Triste deriva
Bachelet e il comitato del No in versione brutta copia di Alvaro Vitali. Post trash contro chi vota Sì
Hanno iniziato citando i padri costituenti hanno finito per imitare Alvaro Vitali: è la bizzarra parabola del comitato del No e di alcuni dei suoi paladini più bellicosi, come Giovanni Bachelet, presidente del Comitato Società Civile per il No ed ex deputato Pd. Il figlio del vicepresidente del Csm trucidato dalle Brigate rosse, ha iniziato la campagna per il No volando alto con citazioni nobili, con scarsi risultati e ha optato per una campagna decisamente più trash.
Che raffinatezza: l’ex deputato Pd ironizza sui sanitari per il Sì
Bachelet junior, che è stato anche deputato del Pd con poco memorabili risultati, sta finendo questi ultimi scampoli di campagna referendaria con messaggi a livello elementare: come la classe del Pierino cinematografico interpretato dal compianto Alvaro Vitali.
L’ultimo triste gradino di questa parabola è apparso mercoledì 4 marzo sulla bacheca social dell’ex deputato dem.

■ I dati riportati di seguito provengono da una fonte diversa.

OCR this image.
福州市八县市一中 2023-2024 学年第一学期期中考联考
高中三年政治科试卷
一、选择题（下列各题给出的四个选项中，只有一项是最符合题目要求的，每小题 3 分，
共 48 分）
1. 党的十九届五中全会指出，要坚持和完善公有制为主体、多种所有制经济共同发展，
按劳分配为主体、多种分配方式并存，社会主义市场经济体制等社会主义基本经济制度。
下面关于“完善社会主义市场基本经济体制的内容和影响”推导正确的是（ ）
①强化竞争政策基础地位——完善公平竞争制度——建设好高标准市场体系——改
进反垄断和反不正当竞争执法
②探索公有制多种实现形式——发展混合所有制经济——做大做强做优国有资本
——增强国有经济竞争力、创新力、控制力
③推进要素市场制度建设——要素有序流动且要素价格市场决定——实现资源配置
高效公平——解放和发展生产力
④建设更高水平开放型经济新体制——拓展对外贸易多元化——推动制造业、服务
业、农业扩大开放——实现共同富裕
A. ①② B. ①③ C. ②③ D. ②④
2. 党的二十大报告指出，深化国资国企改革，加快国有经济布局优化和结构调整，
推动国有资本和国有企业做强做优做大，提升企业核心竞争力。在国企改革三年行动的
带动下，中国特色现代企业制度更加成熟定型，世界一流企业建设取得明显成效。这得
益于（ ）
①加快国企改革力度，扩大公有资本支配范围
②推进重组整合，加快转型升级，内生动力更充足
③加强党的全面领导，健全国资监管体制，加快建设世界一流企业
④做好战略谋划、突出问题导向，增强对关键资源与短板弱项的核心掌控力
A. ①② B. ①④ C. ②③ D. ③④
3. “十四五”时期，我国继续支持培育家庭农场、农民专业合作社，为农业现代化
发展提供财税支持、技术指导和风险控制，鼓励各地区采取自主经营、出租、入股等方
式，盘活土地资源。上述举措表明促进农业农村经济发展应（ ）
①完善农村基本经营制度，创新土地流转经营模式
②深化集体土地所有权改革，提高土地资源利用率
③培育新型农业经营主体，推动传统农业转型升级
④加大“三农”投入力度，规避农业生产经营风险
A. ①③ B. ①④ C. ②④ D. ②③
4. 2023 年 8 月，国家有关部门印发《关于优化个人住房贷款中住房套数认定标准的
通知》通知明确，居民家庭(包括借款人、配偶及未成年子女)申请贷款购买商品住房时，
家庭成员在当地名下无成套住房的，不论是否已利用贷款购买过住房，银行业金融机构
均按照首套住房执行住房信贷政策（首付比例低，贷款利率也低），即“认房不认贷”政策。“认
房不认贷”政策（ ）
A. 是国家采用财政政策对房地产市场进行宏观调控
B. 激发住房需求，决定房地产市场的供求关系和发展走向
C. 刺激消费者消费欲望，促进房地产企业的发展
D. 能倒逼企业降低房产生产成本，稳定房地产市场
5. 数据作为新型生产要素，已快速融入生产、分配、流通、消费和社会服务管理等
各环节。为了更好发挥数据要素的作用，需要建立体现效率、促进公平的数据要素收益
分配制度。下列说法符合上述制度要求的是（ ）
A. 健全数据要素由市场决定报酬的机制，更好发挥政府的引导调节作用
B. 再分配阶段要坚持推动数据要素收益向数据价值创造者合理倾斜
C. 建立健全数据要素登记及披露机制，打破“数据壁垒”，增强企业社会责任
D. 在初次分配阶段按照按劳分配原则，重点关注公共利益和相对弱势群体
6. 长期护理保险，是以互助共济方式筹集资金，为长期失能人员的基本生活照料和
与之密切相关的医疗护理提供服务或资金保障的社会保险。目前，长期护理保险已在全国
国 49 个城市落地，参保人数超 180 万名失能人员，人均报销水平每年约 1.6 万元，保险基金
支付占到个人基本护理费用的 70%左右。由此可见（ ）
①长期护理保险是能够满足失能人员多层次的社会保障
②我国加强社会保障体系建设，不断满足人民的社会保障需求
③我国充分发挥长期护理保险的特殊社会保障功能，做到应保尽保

Ha pubblicato una notizia appena battuta dalle agenzie: «Nasce il Comitato sanitari per il sì: oltre 250 professionisti sanitari a sostegno della riforma della giustizia per la quale si voterà al referendum del 22 e 23 marzo. È quanto riferisce una nota..».
Con un’arguzia a metà strada tra l’eleganza di Woodhuse e la raffinatezza di Achille Campanile, il paladino del No ha condiviso ad accompagnare la notizia una foto di una tazza del water e di un bidet. Capito la raffinatezza del 70enne docente universitario? Sanitari per il Sì.
In effetti, l’arruolamento di Alvaro Vitali nel comitato del No è una soluzione che neanche Ionesco avrebbe potuto concepire. Memore dl film “Pierino contro tutti” nel quale un iconico Alvaro Vitali imbraccia una “tazza del cesso”, Bachelet ha deciso di arruolarlo nel più trash dei modi.
Bachelet si nasconde dietro il post goliardico, ma la figuraccia è fatta
Le proteste sono fioccate, inevitabilmente. Tanto che alla fine, l’autore del post è dovuto correre ai ripari, rispondendo così a un utente che si lamentava del cattivo gusto dell’iniziativa.